Reputation: 1863
I'm trying to find any information about the encoding behind L""
strings?
https://learn.microsoft.com/en-us/cpp/cpp/string-and-character-literals-cpp?view=msvc-160
I know wchar_t
is undefined because it can be any multi-byte encoding. But what happens if I use an L""
string? Even the docs just leave out the information.
auto s2 = L"hello"; // const wchar_t* <-- it's undefined but why?

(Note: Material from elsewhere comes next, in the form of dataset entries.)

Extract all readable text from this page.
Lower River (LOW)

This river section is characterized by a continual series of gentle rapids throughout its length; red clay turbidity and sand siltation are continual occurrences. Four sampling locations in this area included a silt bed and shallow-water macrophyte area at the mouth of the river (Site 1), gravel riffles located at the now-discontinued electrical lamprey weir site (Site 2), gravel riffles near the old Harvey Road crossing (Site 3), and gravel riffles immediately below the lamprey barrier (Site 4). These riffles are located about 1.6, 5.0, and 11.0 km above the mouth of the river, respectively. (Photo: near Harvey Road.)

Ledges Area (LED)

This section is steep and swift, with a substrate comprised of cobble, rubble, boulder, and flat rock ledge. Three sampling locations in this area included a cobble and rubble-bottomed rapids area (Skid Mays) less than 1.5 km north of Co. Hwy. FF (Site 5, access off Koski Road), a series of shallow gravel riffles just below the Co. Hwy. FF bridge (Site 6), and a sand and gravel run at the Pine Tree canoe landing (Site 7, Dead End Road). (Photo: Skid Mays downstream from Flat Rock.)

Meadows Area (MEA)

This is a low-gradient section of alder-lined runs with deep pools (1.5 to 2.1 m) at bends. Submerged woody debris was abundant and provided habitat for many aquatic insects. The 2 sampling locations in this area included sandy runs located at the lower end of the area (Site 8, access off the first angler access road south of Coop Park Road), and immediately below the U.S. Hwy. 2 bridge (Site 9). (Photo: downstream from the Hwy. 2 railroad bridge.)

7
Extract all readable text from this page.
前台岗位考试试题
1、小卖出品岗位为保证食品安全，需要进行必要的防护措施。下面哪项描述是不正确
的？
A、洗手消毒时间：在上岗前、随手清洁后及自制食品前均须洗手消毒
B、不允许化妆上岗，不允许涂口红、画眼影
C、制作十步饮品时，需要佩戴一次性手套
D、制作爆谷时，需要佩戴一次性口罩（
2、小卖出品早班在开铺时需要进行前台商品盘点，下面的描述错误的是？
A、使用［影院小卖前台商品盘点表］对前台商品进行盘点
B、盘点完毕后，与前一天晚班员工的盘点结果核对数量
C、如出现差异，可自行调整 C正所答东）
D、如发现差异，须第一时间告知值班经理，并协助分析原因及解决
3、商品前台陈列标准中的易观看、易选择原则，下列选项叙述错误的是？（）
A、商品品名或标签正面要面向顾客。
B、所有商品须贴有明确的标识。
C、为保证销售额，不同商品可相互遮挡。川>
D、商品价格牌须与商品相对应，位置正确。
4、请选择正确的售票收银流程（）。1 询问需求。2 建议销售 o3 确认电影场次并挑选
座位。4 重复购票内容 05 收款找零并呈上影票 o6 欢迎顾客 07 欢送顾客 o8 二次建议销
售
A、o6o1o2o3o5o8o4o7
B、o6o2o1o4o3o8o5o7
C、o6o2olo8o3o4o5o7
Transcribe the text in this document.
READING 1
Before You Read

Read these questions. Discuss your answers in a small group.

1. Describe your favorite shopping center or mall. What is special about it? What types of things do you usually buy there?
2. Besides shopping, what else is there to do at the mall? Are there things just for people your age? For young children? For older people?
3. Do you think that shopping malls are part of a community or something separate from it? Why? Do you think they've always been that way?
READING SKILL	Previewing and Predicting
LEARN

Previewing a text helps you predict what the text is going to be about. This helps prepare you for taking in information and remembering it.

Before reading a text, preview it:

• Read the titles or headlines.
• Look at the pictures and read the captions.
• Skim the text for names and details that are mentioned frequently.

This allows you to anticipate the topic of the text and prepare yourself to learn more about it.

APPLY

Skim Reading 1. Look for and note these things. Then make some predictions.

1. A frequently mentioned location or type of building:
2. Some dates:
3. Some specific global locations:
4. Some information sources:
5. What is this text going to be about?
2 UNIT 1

auto s3 = u"hello"; // const char16_t*, encoded as UTF-16
auto s4 = U"hello"; // const char32_t*, encoded as UTF-32
Upvotes: 0
Views: 83
Reputation: 308168
wchar_t
is a standard type, but its exact implementation is left to individual compilers. Microsoft decided back when Unicode all fit into 16-bit quantities that wchar_t
would be 2 bytes in size, and Windows would use UCS-2. Later, when Unicode exceeded 16-bit quantities, Windows was updated to use UTF-16, and since Windows operated on little-endian processors, that made it UTF-16LE. wchar_t
remained 2 bytes in size, which can handle UTF-16 values, using surrogate pairs for Unicode codepoints above U+FFFF.
Upvotes: 3